Ощущение сна было, естественно, очень оптимистическое, однако я вспомнил о Подалирии и загрустил. Одно было хорошо: небо опять пронзительно синее.
Мы с Иваном Георгиевичем договорились, что в случае ясной погоды я сначала прихожу к нему в академию, чтобы сфотографировать коллекцию ореховых плодов, а затем мы вместе едем в сад, где я посвящу весь день поискам Подалирия. Вчера за обедом я вспомнил, что видел фотографию именно такой бабочки в альбоме польского фотографа Леха Вильчека. Там она была снята сидящей на цветах сирени. Иван Георгиевич сказал, что у них в саду есть целая плантация сирени, правда маленькая, но зато многих сортов, и сейчас она как раз в цвету. Туда он и обещал меня проводить.
Итак, я приехал в академию, снял коллекцию, потом смотрел в темной комнате диапозитивы, которые показывала сослуживица Ивана Георгиевича. А на воле тем временем похолодало, поднялся сильный ветер. Даже когда мы фотографировали коллекцию, для чего вынесли ее из помещения, я почувствовал, что ветер силен. А когда после всего вышли и направились в сад, ветер уже сделал свое черное дело – нагнал мелкие облачка и муть. Все же я надеялся, что хоть час-другой сносной погоды в саду мы застанем, а там, глядишь, и облачка разойдутся, бывает ведь.
Когда мы вошли в сад, начал накрапывать мелкий холодный дождь. Правда, в тучах были разрывы – на них я и надеялся, но, конечно, от утреннего бодрого настроения не осталось и следа. Чувствовал я, что последний раз снимаю перед отъездом, хотя и осталось от командировки три дня, но что-то не похоже было, что погода опять наладится. Чуть не до слез обидно, лучше бы я этого Подалирия не встречал. Уехал бы теперь в Москву спокойно, и дело с концом. Материал для очерка ведь уже собран.

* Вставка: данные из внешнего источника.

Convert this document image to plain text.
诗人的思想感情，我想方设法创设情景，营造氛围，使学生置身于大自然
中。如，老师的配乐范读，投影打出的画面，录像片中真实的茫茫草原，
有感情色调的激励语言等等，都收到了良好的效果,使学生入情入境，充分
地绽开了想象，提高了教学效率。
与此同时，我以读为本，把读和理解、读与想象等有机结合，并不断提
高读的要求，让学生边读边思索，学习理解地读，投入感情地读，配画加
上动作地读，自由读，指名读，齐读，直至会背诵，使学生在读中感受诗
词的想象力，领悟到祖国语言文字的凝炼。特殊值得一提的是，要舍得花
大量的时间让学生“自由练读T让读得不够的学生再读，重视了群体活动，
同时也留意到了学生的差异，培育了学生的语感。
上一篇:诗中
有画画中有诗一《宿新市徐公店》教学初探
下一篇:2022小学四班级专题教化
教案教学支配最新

Иван Георгиевич от души сочувствовал мне, он даже рассказал для утешения историю с одной необычайной разновидностью грецкого ореха, имеющей мелкоразрезные листья, которую он вовремя не отметил в каком-то лесу, а теперь вот потерял. Легко понять, что это действительно утрата, потому что наверняка та разновидность имела еще какие-то оригинальные свойства, возможно очень важные для селекции.
Но что мне такое утешение?
И уже скорее из упрямства, просто для очистки совести, чтобы потом можно было считать, что сделал все, что только можно было, я настроил свой аппарат, навинтив телеобъектив с переходными кольцами, и мы с Иваном Георгиевичем вышли из его лабораторного сарайчика прямо под крапающий дождь. Крапал он слегка и иногда переставал, а на западе, откуда дул ветер, все-таки видно было несколько голубых полос.

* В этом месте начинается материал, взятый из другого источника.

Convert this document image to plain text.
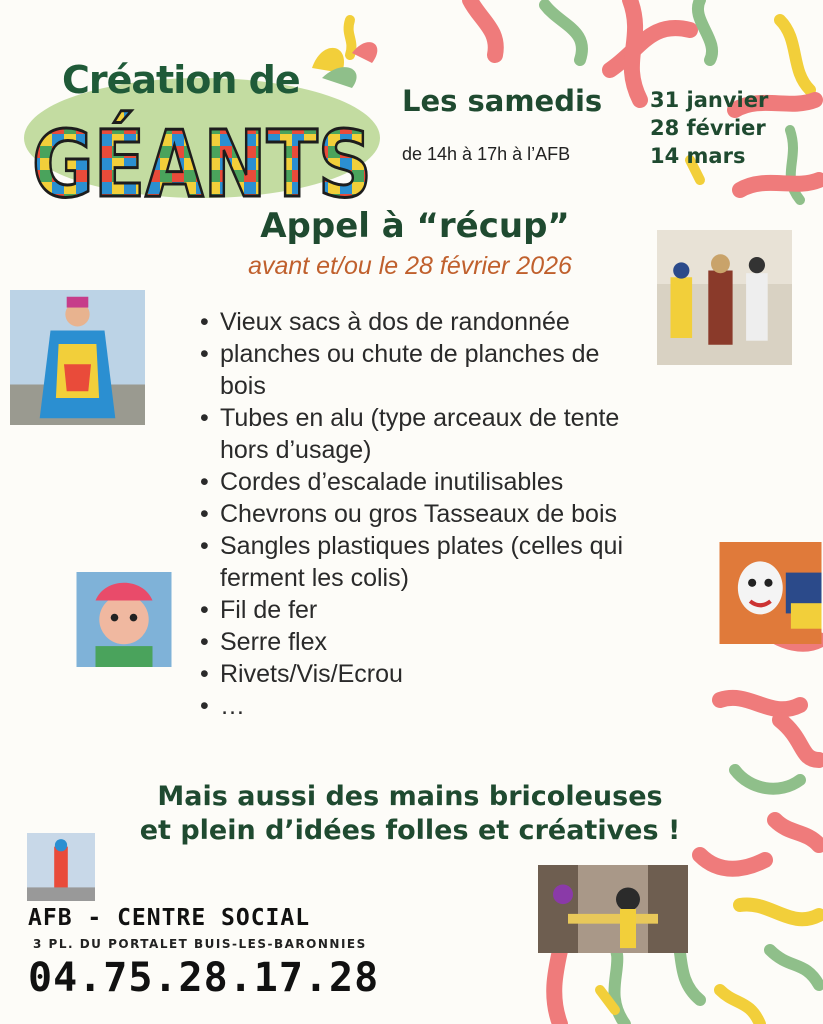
Création de
GÉANTS
Les samedis
de 14h à 17h à l’AFB
31 janvier
28 février
14 mars
Appel à “récup”
avant et/ou le 28 février 2026
• Vieux sacs à dos de randonnée
• planches ou chute de planches de bois
• Tubes en alu (type arceaux de tente hors d’usage)
• Cordes d’escalade inutilisables
• Chevrons ou gros Tasseaux de bois
• Sangles plastiques plates (celles qui ferment les colis)
• Fil de fer
• Serre flex
• Rivets/Vis/Ecrou
• …
Mais aussi des mains bricoleuses
et plein d’idées folles et créatives !
AFB - CENTRE SOCIAL
3 PL. DU PORTALET BUIS-LES-BARONNIES
04.75.28.17.28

Для начала мы отправились на старое место.
– Волк возвращается на место, где овцу видел, – пошутил Иван Георгиевич.
А я с грустью подумал, что, если мы даже каким-то чудом сейчас «овцу» и увидим, все равно фотографировать нельзя будет, темно. И дождик идет. Фотоаппарат пришлось спрятать под плащ.
На старом месте, конечно, Подалирия не было, хотя, когда мы туда подошли, дождь перестал.

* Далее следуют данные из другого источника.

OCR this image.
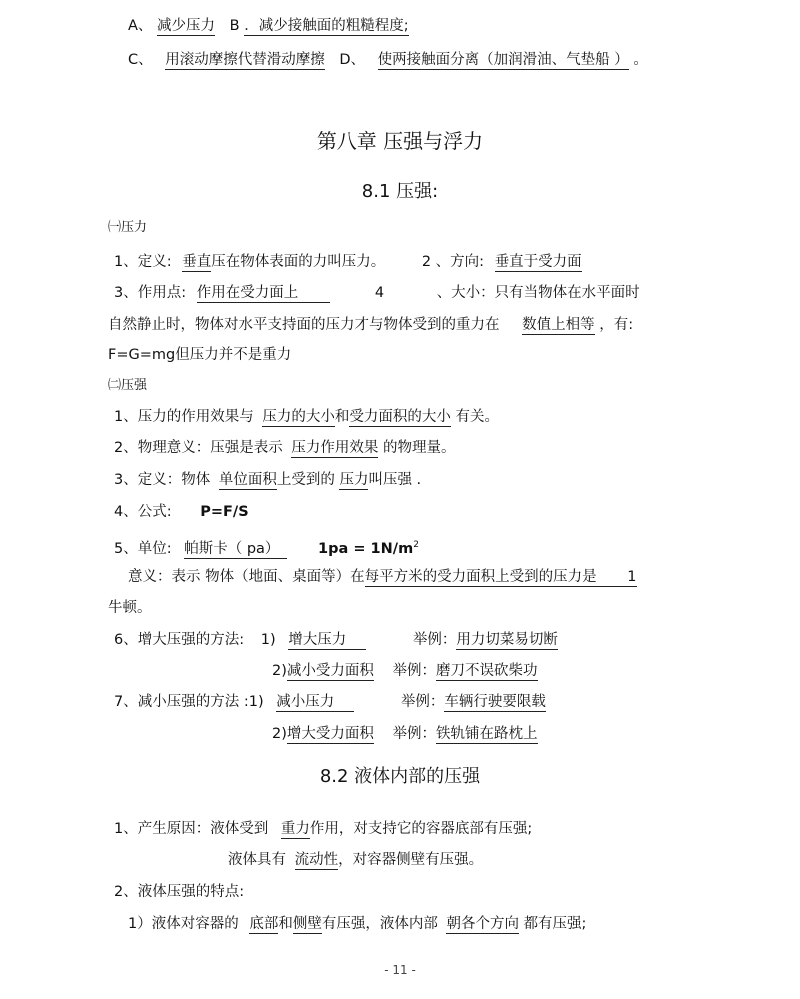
A、 减少压力 B ．减少接触面的粗糙程度;
C、 用滚动摩擦代替滑动摩擦 D、 使两接触面分离（加润滑油、气垫船 ） 。
第八章 压强与浮力
8.1 压强:
㈠压力
1、定义: 垂直压在物体表面的力叫压力。	2 、方向: 垂直于受力面
3、作用点: 作用在受力面上	4	、大小：只有当物体在水平面时
自然静止时，物体对水平支持面的压力才与物体受到的重力在 数值上相等 ，有:
F=G=mg但压力并不是重力
㈡压强
1、压力的作用效果与 压力的大小和受力面积的大小 有关。
2、物理意义：压强是表示 压力作用效果 的物理量。
3、定义：物体 单位面积上受到的 压力叫压强 .
4、公式: P=F/S
5、单位: 帕斯卡（ pa）	$1pa = 1N/m^2$
意义：表示 物体（地面、桌面等）在每平方米的受力面积上受到的压力是 1
牛顿。
6、增大压强的方法: 1) 增大压力	举例：用力切菜易切断
2)减小受力面积 举例：磨刀不误砍柴功
7、减小压强的方法 :1) 减小压力	举例：车辆行驶要限载
2)增大受力面积 举例：铁轨铺在路枕上
8.2 液体内部的压强
1、产生原因：液体受到 重力作用，对支持它的容器底部有压强;
液体具有 流动性，对容器侧壁有压强。
2、液体压强的特点:
1）液体对容器的 底部和侧壁有压强，液体内部 朝各个方向 都有压强;
- 11 -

– Ну что, пойдемте к сирени? – мужественно спросил благородный Иван Георгиевич.
Плантация сирени в Ботаническом саду была размером приблизительно двадцать на пятьдесят метров. Здесь действительно произрастали разные сорта и сирень была в самом цвету, но, еще только подходя к ней, мы увидели два легковых автомобиля. Микроплантация колыхалась от орудующих в ней людей, а вдоль нее расхаживал сторож с ружьем, обычно охраняющий подопытную сирень от посягательств.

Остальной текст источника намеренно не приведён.